An AML/CTF program is able to identify, categorise and attribute an ML/TF risk score of providing services within a particular jurisdiction. These being, low (requires monitoring), medium (concern) and high (primary concern). To determine these factors you will need to asses the political, economic, legal, cultural and government structures and standards in each country.
There are a variety of international organisations which assess the jurisdiction risk of ML/TF. Some focus on the countries overall risk others provide information on assessing the risk posed by PEPs and sanctions pose within these jurisdictions. There are a few factors you should consider when assessing your jurisdiction risk when providing service internationally.
These are the risks of ML/TF your internal business activities create. For example, assessing the risk the employees who are performing KYC verifications is one aspect of operations risk. Operation risk is also influenced by what internal policies and procedures are in place to perform AML/CTF controls.
The risk environment your designated service is exposed to. For example, digital currency exchanges are more vulnerable to risks related to cybercrime and hacking.
Regulatory risk is associated with breaches to the provisions of the AML Act and rules and regulations. The regulator's measures to detect, deter and remedy non-compliance will be commensurate with an entity's perceived risk rating.
Factors which place an entity at higher risk of non-compliance are:
- Customer verification not done properly;
- Failure to train staff adequately;
- Not having an AML/CTF program;
- Failure to report suspicious matters;
- Not submitting an AML/CTF compliance report; and
- Not having an AML/CTF compliance officer.
Minimising these risks is directly related to the policies and procedures outlined in your AML/CTF program and whether these are implemented, reviewed and reinforced correctly.
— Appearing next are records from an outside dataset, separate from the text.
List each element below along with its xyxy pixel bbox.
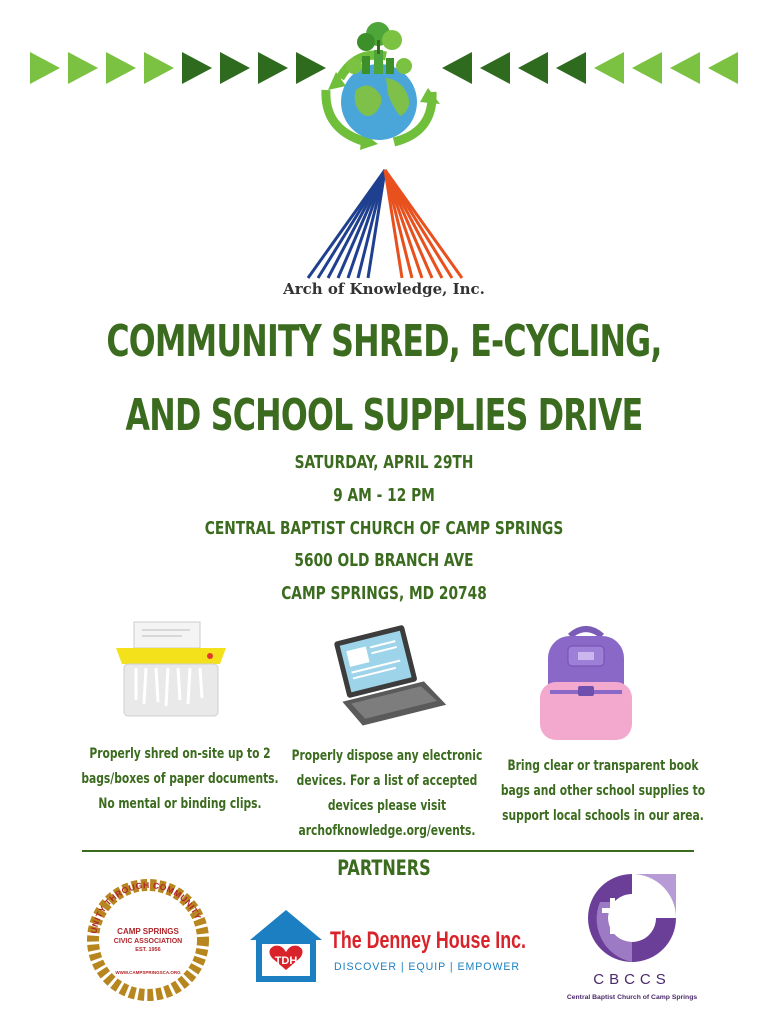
shredder-icon [112, 620, 230, 720]
feature-ecycling-text: Properly dispose any electronic devices. For a list of accepted devices please visit archofknowledge.org/events. [291, 748, 483, 839]
svg-text:UNITY THROUGH COMMUNITY: UNITY THROUGH COMMUNITY [88, 879, 204, 935]
svg-text:CIVIC ASSOCIATION: CIVIC ASSOCIATION [113, 938, 183, 945]
org-name: Arch of Knowledge, Inc. [283, 280, 485, 298]
svg-text:The Denney House Inc.: The Denney House Inc. [330, 927, 526, 954]
backpack-icon [538, 622, 634, 744]
event-city: CAMP SPRINGS, MD 20748 [281, 583, 487, 604]
arch-of-knowledge-logo [300, 168, 470, 298]
svg-text:Central Baptist Church of Camp: Central Baptist Church of Camp Springs [566, 994, 698, 1001]
event-street: 5600 OLD BRANCH AVE [294, 550, 474, 571]
recycle-globe-icon [316, 20, 440, 150]
svg-text:DISCOVER | EQUIP | EMPOWER: DISCOVER | EQUIP | EMPOWER [334, 961, 520, 973]
denney-house-logo [246, 908, 532, 984]
event-date: SATURDAY, APRIL 29TH [294, 452, 474, 473]
feature-supplies-text: Bring clear or transparent book bags and other school supplies to support local schools in our area. [500, 758, 706, 824]
svg-text:CBCCS: CBCCS [593, 971, 671, 988]
svg-text:CAMP SPRINGS: CAMP SPRINGS [117, 927, 179, 936]
event-time: 9 AM - 12 PM [333, 485, 435, 506]
event-title-line1: COMMUNITY SHRED, E-CYCLING, [106, 316, 662, 367]
partners-divider [82, 850, 694, 852]
camp-springs-civic-association-logo [78, 870, 218, 1010]
arrows-left-decoration [30, 52, 334, 84]
feature-shred-text: Properly shred on-site up to 2 bags/boxes of paper documents. No mental or binding clips. [81, 746, 279, 812]
partners-heading: PARTNERS [337, 856, 431, 880]
svg-text:WWW.CAMPSPRINGSCA.ORG: WWW.CAMPSPRINGSCA.ORG [115, 970, 181, 975]
arrows-right-decoration [434, 52, 738, 84]
svg-text:EST. 1956: EST. 1956 [135, 947, 161, 953]
cbccs-logo [560, 872, 704, 1004]
laptop-icon [334, 620, 442, 736]
svg-text:TDH: TDH [274, 955, 298, 967]
event-venue: CENTRAL BAPTIST CHURCH OF CAMP SPRINGS [204, 518, 564, 539]
event-title-line2: AND SCHOOL SUPPLIES DRIVE [125, 390, 643, 441]
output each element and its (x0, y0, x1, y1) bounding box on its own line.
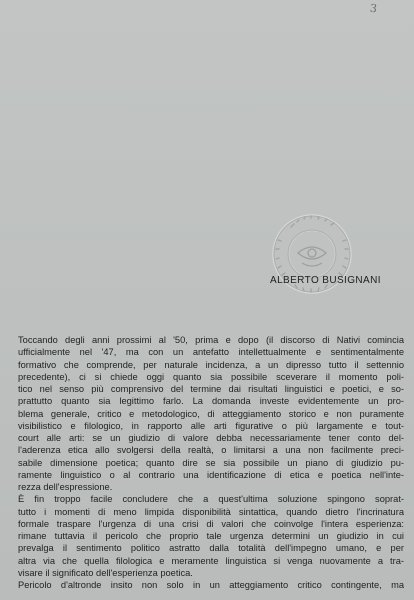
text-line: rimane tuttavia il pericolo che proprio tale urgenza determini un giudizio in cui (18, 531, 404, 541)
text-line: precedente), ci si chiede oggi quanto sia possibile sceverare il momento poli- (18, 371, 404, 382)
body-text (18, 334, 404, 596)
text-line: È fin troppo facile concludere che a quest'ultima soluzione spingono soprat- (18, 494, 404, 505)
text-line: formale traspare l'urgenza di una crisi di valori che coinvolge l'intera esperienza: (18, 518, 404, 529)
text-line: court alle arti: se un giudizio di valore debba necessariamente tener conto del- (18, 433, 404, 443)
text-line: Pericolo d'altronde insito non solo in un atteggiamento critico contingente, ma (18, 580, 404, 590)
text-line: ufficialmente nel '47, ma con un antefatto intellettualmente e sentimentalmente (18, 347, 404, 358)
text-line: prattutto quanto sia legittimo farlo. La domanda investe evidentemente un pro- (18, 396, 404, 407)
author-name: ALBERTO BUSIGNANI (270, 275, 381, 286)
text-line: ramente linguistico o al contrario una identificazione di etica e poetica nell'inte- (18, 469, 404, 480)
text-line: altra via che quella filologica e meramente linguistica si venga nuovamente a tra- (18, 555, 404, 566)
text-line: tutto i momenti di meno limpida disponibilità sintattica, quando dietro l'incrinatura (18, 506, 404, 517)
text-line: sabile dimensione poetica; quanto dire se sia possibile un piano di giudizio pu- (18, 457, 404, 468)
text-line: prevalga il sentimento politico astratto dalla totalità dell'impegno umano, e per (18, 543, 404, 554)
text-line: visare il significato dell'esperienza poetica. (18, 567, 193, 578)
text-line: formativo che comprende, per naturale incidenza, a un dipresso tutto il settennio (18, 359, 404, 370)
text-line: l'aderenza etica allo svolgersi della realtà, o limitarsi a una non facilmente preci- (18, 445, 404, 456)
text-line: Toccando degli anni prossimi al '50, prima e dopo (il discorso di Nativi comincia (18, 335, 404, 345)
text-line: rezza dell'espressione. (18, 482, 113, 492)
text-line: visibilistico e filologico, in rapporto alle arti figurative o più largamente e tout- (18, 420, 404, 431)
text-line: blema generale, critico e metodologico, di atteggiamento storico e non puramente (18, 408, 404, 419)
text-line: tico nel senso più comprensivo del termine dai risultati linguistici e poetici, e so- (18, 384, 404, 394)
page-corner-mark: 3 (369, 1, 378, 16)
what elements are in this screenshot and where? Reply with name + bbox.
Customer Identification is covered predominantly by Part B of the AML/CTF Program and will be covered in more detail in Know Your Customer.
Reporting and Record Keeping are facilitated by AUSTRAC online.
Implementing the AML/CTF program is covered in Design your AML/CTF Program.
The effectiveness of your AML/CTF program is to be assessed by an independent reviewer, covered in Review your AML/CTF Program.
When it comes to quantifying your ML/TF risk the most common method is to attribute a risk score by assessing the likelihood of a non-compliance event occurring against its severity or impact.
Likelihood x Severity = Risk Score
When it comes to money laundering and terrorist financing, the severity of when a designated service is non-compliant can be drastic. This emphasises the importance of taking a risk-based approach to regulation, while it shouldn’t be expected for businesses to have a zero-risk tolerance, minimising the risks which have the highest risk level/score is a good start to achieving industry best practice compliance.
Risk treatment represents the processes in place which aim to minimise and manage the risks, apply strategies, policies and procedures. Create a risk management worksheet which dictates the treatment/actions taken to minimise both business and regulatory risk.
Expressed as an acceptable or unacceptable level of risk.
Some questions you may ask yourself:
- What risks will the business accept?
- What risks will the business NOT accept?
- What risks will the business treat on a case-by-case basis?
- What risks will the business send to a higher level for a decision?
Upon completing an AML/CTF Risk Assessment, you are ready to move forward with your AML/CTF program.